Todos! Fazer uma ginástica... eu parei. No final da campanha, cataloguei com quantas pessoas eu falei: 633 pessoas. Eu fiz vários eventos, jantares, reuniões aqui, telefonemas. Eu ligava para os conselheiros, para os sócios, investi tempo e dinheiro nisso. Então eu fui eleita não só porque eu sou patrocinadora, mas porque eu trabalhei para isso.
Vamos ver Leila Pereira na cadeira de presidente do Palmeiras?
Essa pergunta já me causou problemas. Não tenho tempo.

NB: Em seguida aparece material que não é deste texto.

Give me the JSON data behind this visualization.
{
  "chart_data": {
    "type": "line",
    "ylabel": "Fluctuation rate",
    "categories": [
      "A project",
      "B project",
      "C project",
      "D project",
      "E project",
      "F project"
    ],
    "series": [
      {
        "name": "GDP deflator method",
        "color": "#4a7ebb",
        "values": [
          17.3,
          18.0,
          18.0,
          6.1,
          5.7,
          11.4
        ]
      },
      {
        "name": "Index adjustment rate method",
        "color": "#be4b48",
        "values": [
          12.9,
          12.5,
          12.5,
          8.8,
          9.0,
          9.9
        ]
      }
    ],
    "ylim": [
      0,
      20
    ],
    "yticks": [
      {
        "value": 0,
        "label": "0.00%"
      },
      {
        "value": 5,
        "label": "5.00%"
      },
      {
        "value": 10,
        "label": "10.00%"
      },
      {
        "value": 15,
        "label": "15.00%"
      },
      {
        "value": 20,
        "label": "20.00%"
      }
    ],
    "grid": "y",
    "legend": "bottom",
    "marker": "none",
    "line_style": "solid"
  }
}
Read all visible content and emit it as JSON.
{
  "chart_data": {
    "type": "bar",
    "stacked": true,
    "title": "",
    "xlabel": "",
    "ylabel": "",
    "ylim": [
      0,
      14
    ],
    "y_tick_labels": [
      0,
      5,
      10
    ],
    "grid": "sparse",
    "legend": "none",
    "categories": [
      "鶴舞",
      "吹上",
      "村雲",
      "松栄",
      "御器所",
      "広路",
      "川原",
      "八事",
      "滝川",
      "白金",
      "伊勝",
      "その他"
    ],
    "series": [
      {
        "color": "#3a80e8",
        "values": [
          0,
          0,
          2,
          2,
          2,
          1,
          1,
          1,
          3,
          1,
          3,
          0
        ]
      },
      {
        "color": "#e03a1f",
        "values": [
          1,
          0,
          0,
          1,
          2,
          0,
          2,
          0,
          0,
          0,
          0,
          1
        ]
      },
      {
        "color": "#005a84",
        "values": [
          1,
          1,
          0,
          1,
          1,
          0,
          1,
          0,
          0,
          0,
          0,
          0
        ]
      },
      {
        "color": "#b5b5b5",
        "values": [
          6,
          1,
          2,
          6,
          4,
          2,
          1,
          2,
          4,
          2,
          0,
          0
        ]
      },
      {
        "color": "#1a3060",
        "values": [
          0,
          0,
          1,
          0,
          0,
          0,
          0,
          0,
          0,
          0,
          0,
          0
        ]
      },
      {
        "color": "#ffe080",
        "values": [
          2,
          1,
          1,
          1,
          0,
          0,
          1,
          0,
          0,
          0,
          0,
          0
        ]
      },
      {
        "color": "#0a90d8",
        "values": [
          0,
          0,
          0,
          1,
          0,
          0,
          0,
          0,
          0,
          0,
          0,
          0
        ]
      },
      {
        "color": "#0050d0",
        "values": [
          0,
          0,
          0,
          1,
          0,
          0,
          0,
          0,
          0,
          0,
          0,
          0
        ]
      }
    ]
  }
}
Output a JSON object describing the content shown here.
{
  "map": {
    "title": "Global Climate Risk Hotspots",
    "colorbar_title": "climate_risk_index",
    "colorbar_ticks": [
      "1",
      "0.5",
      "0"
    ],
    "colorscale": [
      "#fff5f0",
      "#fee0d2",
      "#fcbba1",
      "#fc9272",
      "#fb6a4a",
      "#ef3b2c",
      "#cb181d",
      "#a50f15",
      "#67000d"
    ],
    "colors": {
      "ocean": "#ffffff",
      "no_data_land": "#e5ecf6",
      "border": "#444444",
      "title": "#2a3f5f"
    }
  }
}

Mas isso hoje, em março de 2017...
Hoje eu não tenho tempo, porque toco a Crefisa, a Faculdade das Américas, acho que posso ajudar muito se continuar com o patrocínio e como conselheira. É um time de um gigantismo muito grande. Eu não teria condição. Tem pessoas gabaritadas para tocar o Palmeiras. Eu vou ajudar.
Como poderia ajudar mais? Emprestando avião, por exemplo?
Não tenha dúvida. O avião é usado para trabalho na Crefisa. E só por isso ele não foi usado na contratação do Borja. O que estiver ao nosso alcance, vamos fazer. Sempre com o pé no chão, com a autorização do presidente. Mas se eu posso facilitar a vida do clube que eu patrocino e do qual sou conselheira, por que não?
Quando vê jogo do Palmeiras, chuta cadeira, xinga juiz?
Em casa eu xingo, mas quando vou ao estádio tenho que manter a elegância.
E seu marido?
Ele é tranquilo. Não dá escândalo. Ele não expõe.
O calendário, a situação da CBF, dirigentes presos, essas questões do futebol são objeto do seu interesse?
Não. Meu interesse é fazer o Palmeiras vitorioso.
Mas quando jogador se machuca porque o calendário é muito apertado, isso preocupa?
Eu opino onde eu posso ser ouvida.
Pretende ir ver o Palmeiras fora do Brasil?
Sim. Neste [contra o Tucumán] não fui porque não posso. Mas a todos os outros eu vou.
A sra. tem uma relação próxima com a organizada do Palmeiras. Na semana passada houve um assassinato de um ex-líder dessa torcida. Quando você lê esse tipo de notícia, qual é sua reação?
Eu conheço a torcida, a parte da festa que eles fazem, que ninguém faz uma coisa daquelas. É essa torcida que eu admiro. Não posso dizer que por causa daquilo toda a torcida tem que ser apedrejada. Eu lamento, é muito triste. É horrível, mas o que eu posso fazer? Quem tem que resolver isso é a polícia.
Como era a relação com a gestão anterior?
Eu gostaria de deixar a gestão anterior no passado. Gosto de olhar para a frente. Tivemos muitos problemas, então aguentamos firme, pelo Palmeiras. Sabíamos que aquilo teria fim. Felizmente teve. Agora é uma nova gestão, que respeito demais, [o atual presidente, Maurício Galliotte] é uma pessoa dedicada, humilde, respeitosa, que se relaciona bem, sabe da importância dos parceiros. Estamos num caminho muito bom. Vai ser a Era de Ouro do Palmeiras.
Que vai durar quanto tempo?
O contrato é de dois anos. Depois disso, vamos voltar a conversar. Espero que Maurício seja reeleito, terá todo o nosso apoio.
Em algum momento vocês pensaram em romper o patrocínio?
Tive vários problemas com a gestão anterior. Mas sempre avaliamos que valeu a pena.
O que está achando do time?
Estou muito confiante. O time é de primeira linha, a gente tem que dar um tempo para o Eduardo.
Como se sente num ambiente tão masculino como o futebol?
Deve ter umas cinco mulheres no Conselho do Palmeiras, no máximo. Vou falar uma coisa: nunca senti nenhum preconceito, nem no futebol nem no mercado financeiro, onde meu relacionamento profissional é quase todo com homens. Nunca tive problema, nunca tive dificuldade.